Methodology. This study analyzed the perceptions of one hundred and nine undergraduate students who were administered a series of instruments in order to examine the sex-role identities of males and females in male-dominated and female-dominated occupations. The Short Bem Sex-Role Inventory and the managerial scenario assessment were used for this purpose.

It was hypothesized that there would be an interaction between biological gender and gender-dominated occupations such that male managers in male-dominated occupations would exhibit a significantly higher degree of masculine characteristics than any other groups of participants. Additionally, it was hypothesized that female managers in female-dominated occupations would exhibit a significantly higher degree of feminine characteristics than any other groups of participants.

Findings. The findings of this study were that the gender-dominance of an occupation appeared to have a significant effect on the sex-role identity of managers based on the results of the Bem Sex-Role Inventory (BSRI). That is, participants receiving the engineering occupational description perceived the managers as having a significantly higher masculine sex-role identity than those receiving the nursing manager occupational description.
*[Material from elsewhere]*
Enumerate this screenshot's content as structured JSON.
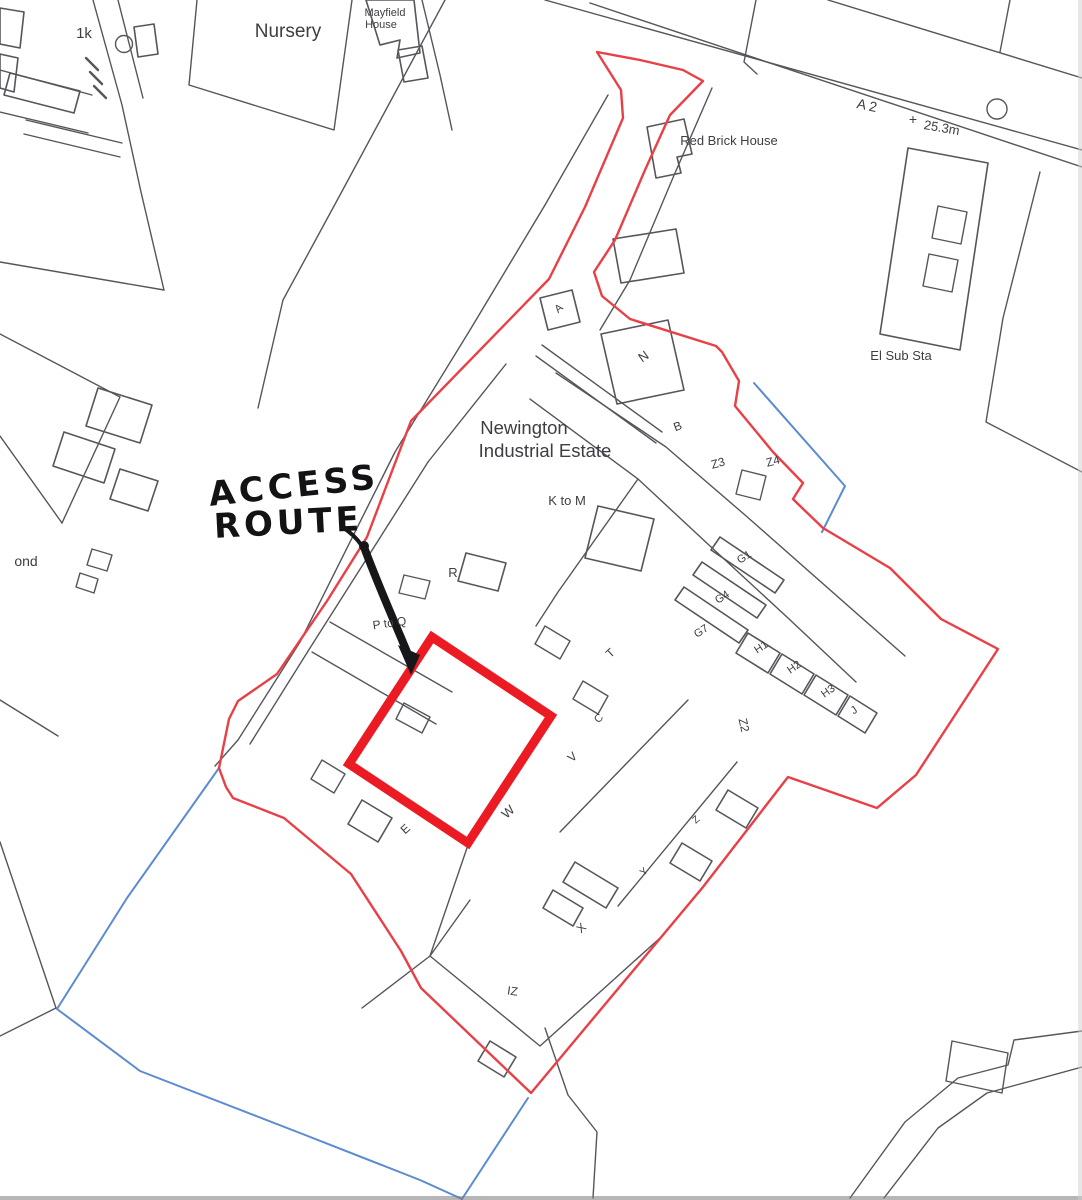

Conclusions and recommendations. This research implies that the gender-dominance of an occupation has an impact on the degree of masculine characteristics a manager exhibits. In addition, it appears that biological gender does not play a significant role.

In order to further this research it might be beneficial to repeat this study and include non-managerial descriptions in addition to the managerial descriptions. Also, an interesting study to emanate from this would be an exploration into the different roles and responsibilities of both engineering and nursing managers.

Information on sex-role identities can be useful to managers, subordinates, and co-workers. Being able to identify others' sex-role identity and to learn to effectively deal with those who are different would benefit all involved. Since current literature reveals that organizations are becoming more transformational, a blending of masculine and feminine characteristics is required in order for managers to be effective in transformational organizations.